What Silver hoped for – and was somewhat lucky – was genuine pressure from the players and the media for a tougher punishment. However, what the Silver really needed to make a change was for the Suns and the league sponsors to step down – hit the owners in the wallet and suddenly they’re not so reluctant to act.
Silver got it and it’s not just Suns/Mercury jersey patch sponsor PayPal who have said they won’t renew next season if Sarver still manages the team. There were serious concerns behind the scenes about other team and league sponsors, something Ramona Shelburne detailed on ESPN’s NBA Today.
“There was a lot of private pressure on Robert Sarver behind the scenes. We heard from PayPal, but there were a lot of other league sponsors and team sponsors lining up to pull out of the Suns and not be publicly associated with them. There was also the pressure from other owners and Adam Silver behind the scenes. Adam Silver is obviously very good at applying pressure when needed and facilitating those kinds of conversations and discussions to get to that place.
This is similar to what led Adam Silver to ban Clippers owner Donald Sterling for life in 2014 – public pressure was one thing, but when the NBA’s major sponsors began to back away from any association with the Clippers (State Farm, Carmax, Corona, many others) Silver got the nod from other owners to take a tough stance. (Sterling only ultimately sold the team because of a devious move by his wife, Shelly Sterling.)
From the time the ominous details of Sarver’s actions became public with the report (and even before that following last November’s ESPN report), Suns business operations officials have been trying to find ways to put sponsors at risk. comfortable.

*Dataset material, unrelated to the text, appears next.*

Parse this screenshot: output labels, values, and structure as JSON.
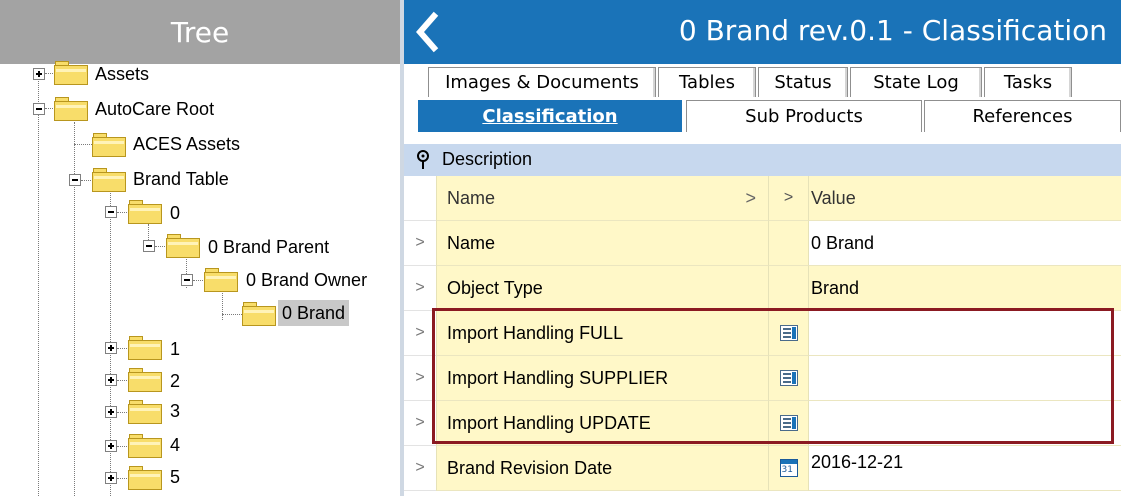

But with public pressure beginning to build — in a league that prides itself on a progressive mindset of inclusion and diversity — there wasn’t much to do. Sarver acknowledged the situation and walked away, albeit in a statement where he weakly tries to impersonate the victim.

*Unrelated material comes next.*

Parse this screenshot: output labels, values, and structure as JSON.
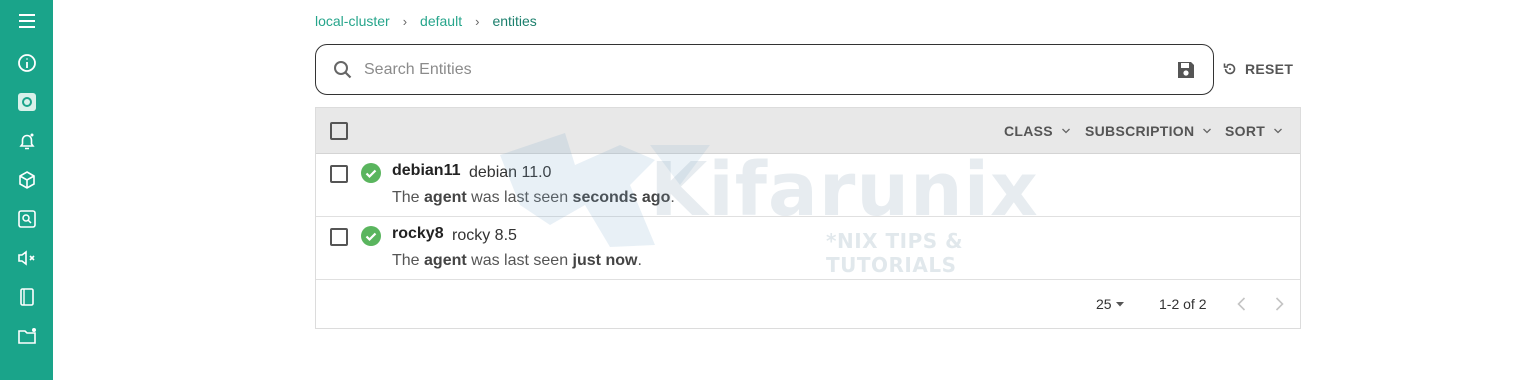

“As a man of faith, I believe in the atonement and the path of forgiveness,” Sarver said in his statement. “I expected the commissioner’s one-year suspension to give me time to focus, make amends and take my personal controversy out of the teams that I and so many fans love.
“But in our current unforgiving climate, it has become painfully clear that this is no longer possible – that whatever good I have done, or could still do, is outweighed by the things I have said in the past For these reasons, I am beginning the process of finding buyers for the Suns and Mercury.

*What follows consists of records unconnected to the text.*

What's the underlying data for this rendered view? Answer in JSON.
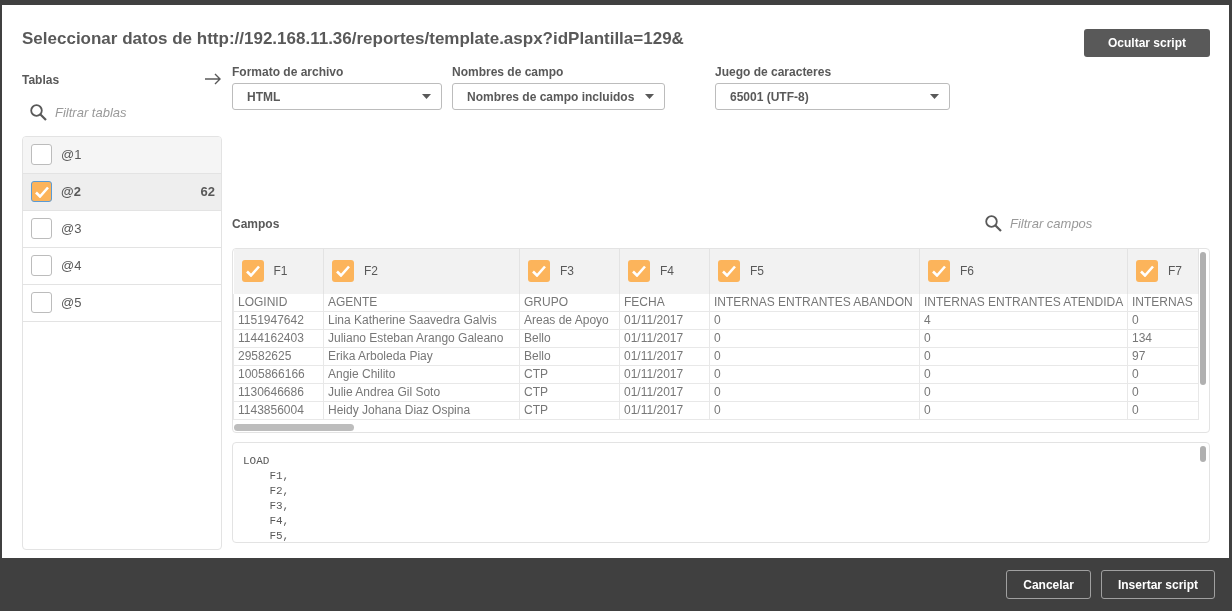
{
  "dialog": {
    "title": "Seleccionar datos de http://192.168.11.36/reportes/template.aspx?idPlantilla=129&",
    "toggle_button": "Ocultar script"
  },
  "tables_panel": {
    "label": "Tablas",
    "search": {
      "placeholder": "Filtrar tablas"
    },
    "items": [
      {
        "name": "@1",
        "checked": false,
        "selected": false
      },
      {
        "name": "@2",
        "checked": true,
        "selected": true,
        "count": "62"
      },
      {
        "name": "@3",
        "checked": false,
        "selected": false
      },
      {
        "name": "@4",
        "checked": false,
        "selected": false
      },
      {
        "name": "@5",
        "checked": false,
        "selected": false
      }
    ]
  },
  "options": [
    {
      "label": "Formato de archivo",
      "value": "HTML"
    },
    {
      "label": "Nombres de campo",
      "value": "Nombres de campo incluidos"
    },
    {
      "label": "Juego de caracteres",
      "value": "65001 (UTF-8)"
    }
  ],
  "fields": {
    "label": "Campos",
    "search": {
      "placeholder": "Filtrar campos"
    },
    "columns": [
      {
        "name": "F1",
        "checked": true
      },
      {
        "name": "F2",
        "checked": true
      },
      {
        "name": "F3",
        "checked": true
      },
      {
        "name": "F4",
        "checked": true
      },
      {
        "name": "F5",
        "checked": true
      },
      {
        "name": "F6",
        "checked": true
      },
      {
        "name": "F7",
        "checked": true
      }
    ],
    "rows": [
      [
        "LOGINID",
        "AGENTE",
        "GRUPO",
        "FECHA",
        "INTERNAS ENTRANTES ABANDON",
        "INTERNAS ENTRANTES ATENDIDA",
        "INTERNAS"
      ],
      [
        "1151947642",
        "Lina Katherine Saavedra Galvis",
        "Areas de Apoyo",
        "01/11/2017",
        "0",
        "4",
        "0"
      ],
      [
        "1144162403",
        "Juliano Esteban Arango Galeano",
        "Bello",
        "01/11/2017",
        "0",
        "0",
        "134"
      ],
      [
        "29582625",
        "Erika Arboleda Piay",
        "Bello",
        "01/11/2017",
        "0",
        "0",
        "97"
      ],
      [
        "1005866166",
        "Angie Chilito",
        "CTP",
        "01/11/2017",
        "0",
        "0",
        "0"
      ],
      [
        "1130646686",
        "Julie Andrea Gil Soto",
        "CTP",
        "01/11/2017",
        "0",
        "0",
        "0"
      ],
      [
        "1143856004",
        "Heidy Johana Diaz Ospina",
        "CTP",
        "01/11/2017",
        "0",
        "0",
        "0"
      ]
    ]
  },
  "script": {
    "lines": [
      "LOAD",
      "    F1,",
      "    F2,",
      "    F3,",
      "    F4,",
      "    F5,"
    ]
  },
  "buttons": [
    "Cancelar",
    "Insertar script"
  ]
}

As Michael Holley wisely said on Brother From Another todaymen of faith shouldn’t have to tell you they stand by their words, their actions should show it.
“I fully support Robert Sarver’s decision to sell the Phoenix Suns and Mercury,” NBA commissioner Adam Silver said in a statement. “It’s the right next step for the organization and the community.”
It’s the right step, but it’s only because of the pressure behind the scenes.